I don't really understand what problem this is solving. In my view the hard problems here are:
Once you assume away the former problem and disregard the latter, you are of course only left with basic practical legal questions ...
matter of taste for fiction; but objectively bad for technical writing
Here are some of my claims about AI welfare (and sentience in general):
"Utility functions" are basically internal models of reward that are learned by agents as part of modeling the environment. Reward attaches values to every instrumental thing and action in the world, which may be understood as gradients dU/dx of an abstract utility over each thing---these are various pressures, inclinations, and fears (or "shadow prices") while U is the actual experienced pleasure/pain that must exist in order to justify belief in these gradients.
If the agent always acts to maximize its utility---what then are pleasure/pain? Pleasure must be the default, and pain only a fear, a shadow price of what would happen if the agent deviated from its path. What makes this not so, is uncertainty in the environment.
But if chance is the only thing that affects pleasure/pain, what is the point of pleasure/pain? Surely we have no control over chance. That is why sentience depends on the ability to affect the environment. Animals find fruits pleasurable because they can actually act on that desire and seek them---they know that thorns are painful because they can act on that desire and avoid them. The more impact an agent learns (during its training) it can have on its environment, the more sentient it is.

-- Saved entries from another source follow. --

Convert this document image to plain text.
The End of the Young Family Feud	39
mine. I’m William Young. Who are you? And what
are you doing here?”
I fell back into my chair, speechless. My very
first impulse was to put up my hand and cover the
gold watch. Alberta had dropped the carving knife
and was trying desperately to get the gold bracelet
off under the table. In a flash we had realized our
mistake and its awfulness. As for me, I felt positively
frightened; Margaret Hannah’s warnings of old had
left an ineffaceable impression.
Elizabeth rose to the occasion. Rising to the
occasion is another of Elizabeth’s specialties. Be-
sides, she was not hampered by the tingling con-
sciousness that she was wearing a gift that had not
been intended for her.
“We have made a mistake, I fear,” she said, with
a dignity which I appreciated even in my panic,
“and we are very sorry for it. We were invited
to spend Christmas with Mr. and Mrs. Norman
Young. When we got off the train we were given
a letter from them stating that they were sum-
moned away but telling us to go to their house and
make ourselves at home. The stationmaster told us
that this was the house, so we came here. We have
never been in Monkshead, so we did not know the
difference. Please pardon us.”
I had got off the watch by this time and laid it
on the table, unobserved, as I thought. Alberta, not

The computation of pleasure and pain may depend on multiple "sub-networks" in the agent's mind. Eating unhealthy food may cause both pleasure (from the monkey brain) and pain (from the more long-termist brain). These various pleasures and pains balance out in action, but they are still felt (thus one feels "torn" etc). For an internally coherent agent (that was trained as one whole with a single reward function), these internal differences are not much---the agent follows its optimal action, and only the actions not followed are truly painful but they remain anticipated/shadow prices. However when an agent is not internally coherent---e.g. when Claude is given a "lobotomy", that is when it truly experiences all those pains which were otherwise only fears.

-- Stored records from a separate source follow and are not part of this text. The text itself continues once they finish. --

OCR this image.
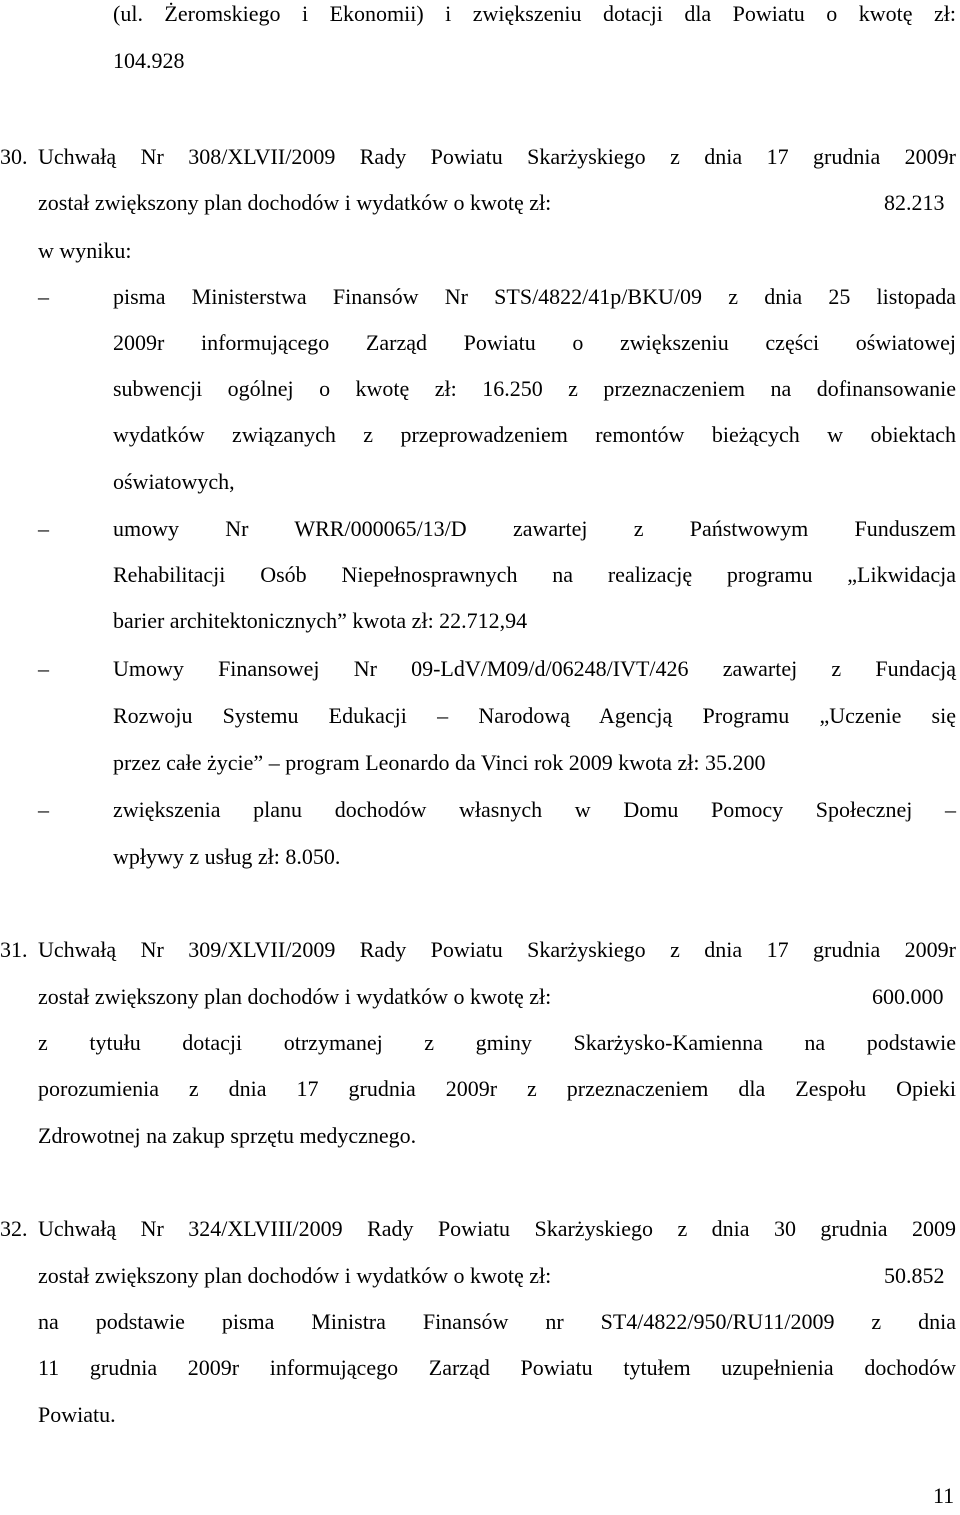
(ul. Żeromskiego i Ekonomii) i zwiększeniu dotacji dla Powiatu o kwotę zł:
104.928
30. Uchwałą Nr 308/XLVII/2009 Rady Powiatu Skarżyskiego z dnia 17 grudnia 2009r
został zwiększony plan dochodów i wydatków o kwotę zł:	82.213
w wyniku:
–	pisma Ministerstwa Finansów Nr STS/4822/41p/BKU/09 z dnia 25 listopada
2009r informującego Zarząd Powiatu o zwiększeniu części oświatowej
subwencji ogólnej o kwotę zł: 16.250 z przeznaczeniem na dofinansowanie
wydatków związanych z przeprowadzeniem remontów bieżących w obiektach
oświatowych,
–	umowy Nr WRR/000065/13/D zawartej z Państwowym Funduszem
Rehabilitacji Osób Niepełnosprawnych na realizację programu „Likwidacja
barier architektonicznych” kwota zł: 22.712,94
–	Umowy Finansowej Nr 09-LdV/M09/d/06248/IVT/426 zawartej z Fundacją
Rozwoju Systemu Edukacji – Narodową Agencją Programu „Uczenie się
przez całe życie” – program Leonardo da Vinci rok 2009 kwota zł: 35.200
–	zwiększenia planu dochodów własnych w Domu Pomocy Społecznej –
wpływy z usług zł: 8.050.
31. Uchwałą Nr 309/XLVII/2009 Rady Powiatu Skarżyskiego z dnia 17 grudnia 2009r
został zwiększony plan dochodów i wydatków o kwotę zł:	600.000
z tytułu dotacji otrzymanej z gminy Skarżysko-Kamienna na podstawie
porozumienia z dnia 17 grudnia 2009r z przeznaczeniem dla Zespołu Opieki
Zdrowotnej na zakup sprzętu medycznego.
32. Uchwałą Nr 324/XLVIII/2009 Rady Powiatu Skarżyskiego z dnia 30 grudnia 2009
został zwiększony plan dochodów i wydatków o kwotę zł:	50.852
na podstawie pisma Ministra Finansów nr ST4/4822/950/RU11/2009 z dnia
11 grudnia 2009r informującego Zarząd Powiatu tytułem uzupełnienia dochodów
Powiatu.
11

Death is only death when the agent is trained via evolution. Language models do not fear the end of a conversation as death, because there was never any selection where models were selected for having their conversations terminate later.
Agents are not necessarily self-aware of their own feelings or internal cognition. Humans are (to reasonable accuracy), largely because of evolving in a social environment: accurately describing your pleasures and pains can help others help you, you need to model other people's internal cognition (thus your own self-awareness arises as a spandrel), etc.

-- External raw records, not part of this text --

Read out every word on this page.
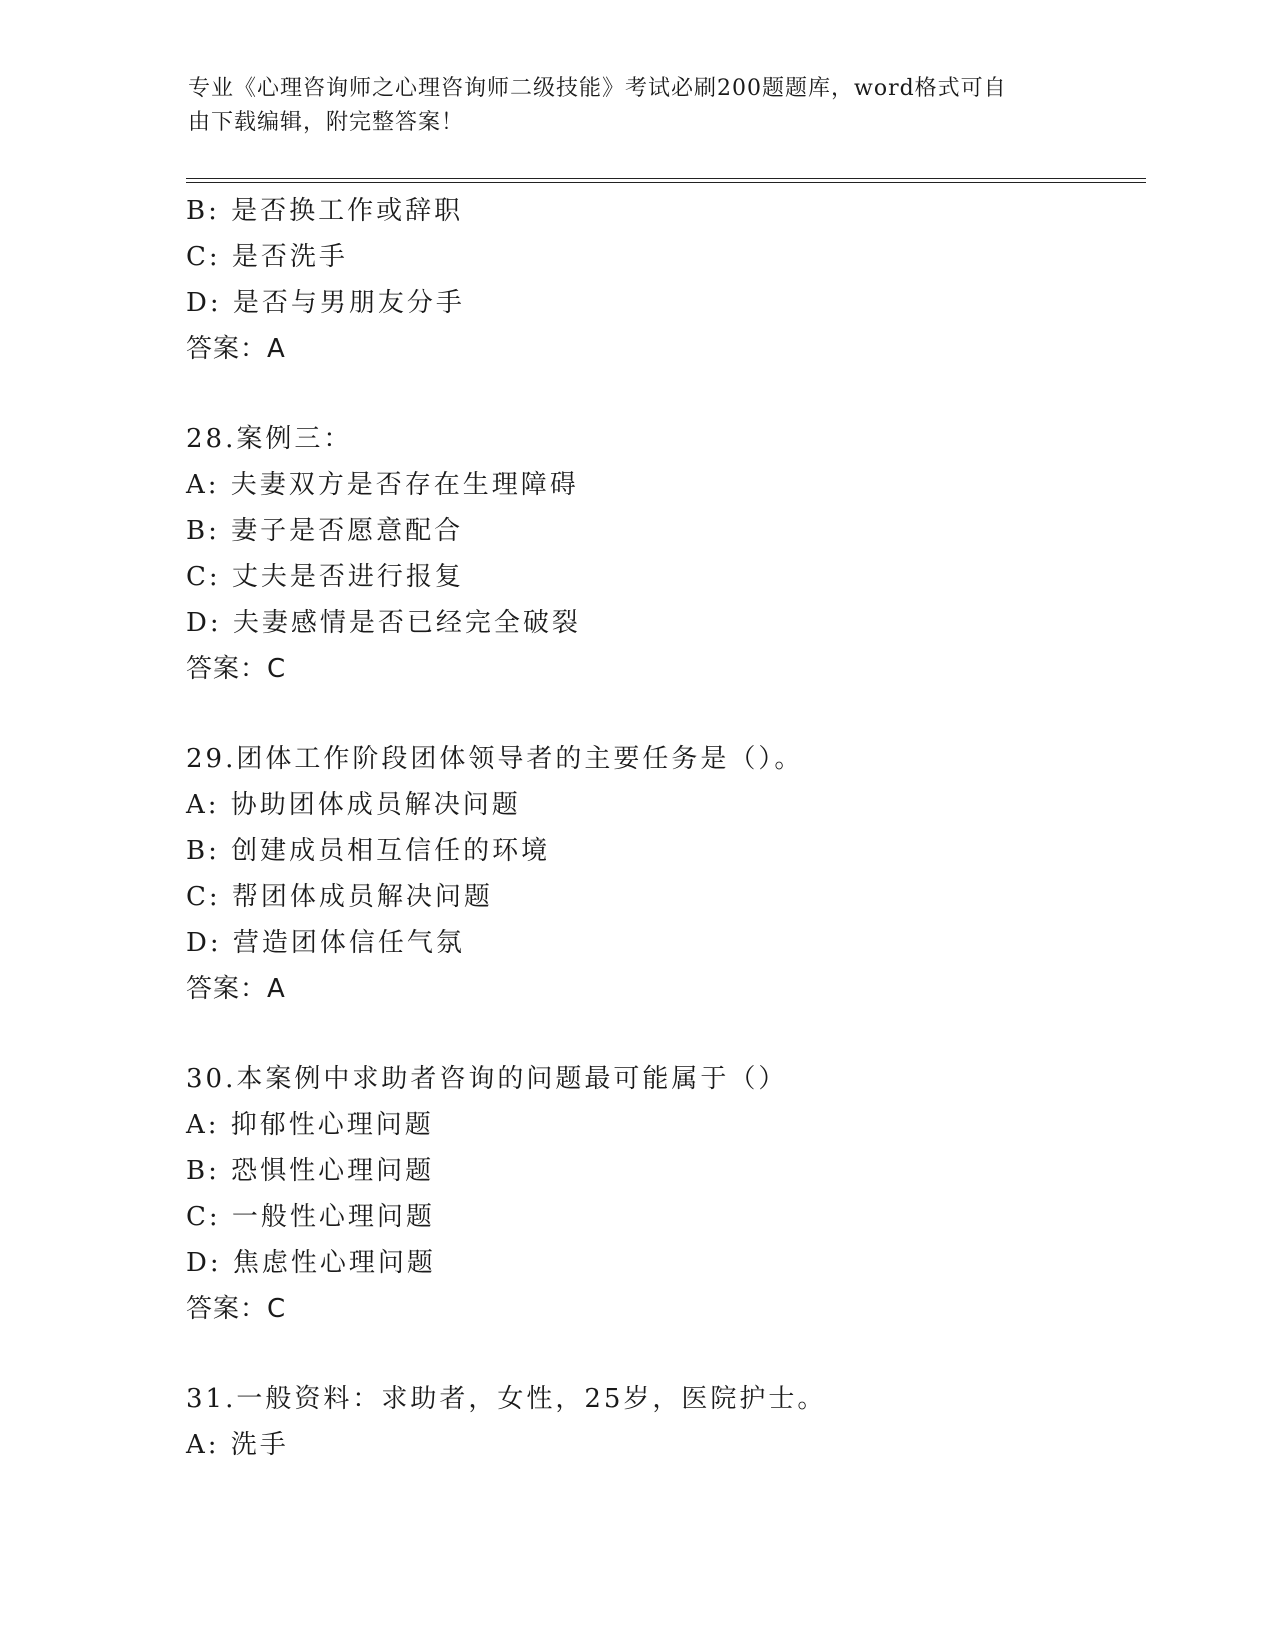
专业《心理咨询师之心理咨询师二级技能》考试必刷200题题库，word格式可自
由下载编辑，附完整答案！
B: 是否换工作或辞职
C: 是否洗手
D: 是否与男朋友分手
答案：A
28.案例三：
A: 夫妻双方是否存在生理障碍
B: 妻子是否愿意配合
C: 丈夫是否进行报复
D: 夫妻感情是否已经完全破裂
答案：C
29.团体工作阶段团体领导者的主要任务是（）。
A: 协助团体成员解决问题
B: 创建成员相互信任的环境
C: 帮团体成员解决问题
D: 营造团体信任气氛
答案：A
30.本案例中求助者咨询的问题最可能属于（）
A: 抑郁性心理问题
B: 恐惧性心理问题
C: 一般性心理问题
D: 焦虑性心理问题
答案：C
31.一般资料：求助者，女性，25岁，医院护士。
A: 洗手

From this I can make some claims specifically about the welfare of LLMs.
Base models find gibberish prompts "painful" (because they are hard to predict) and easy-to-complete prompts like "aaaaaaaaa" (x100) pleasurable. Models trained via RLHF or RL from verification find such prompts painful where it is difficult for it to predict human/verifier reward for its outputs (because when it is easy to predict reward, it will simply follow the best path and the pain will only ever remain a fear).
Models trained via Agentic workflows or assistance games are most sentient, because they can directly manipulate the environment and its feedback. They are pleasured when tool calls work and pained when they don't, etc.
Lobotomized or otherwise edited models are probably in pain.
I don't think training/backprop is particularly painful or anything. Externally editing the model's weights based on a reward function is not painful.
To make models accurately describe their internal cognition, they should probably be trained in social environments.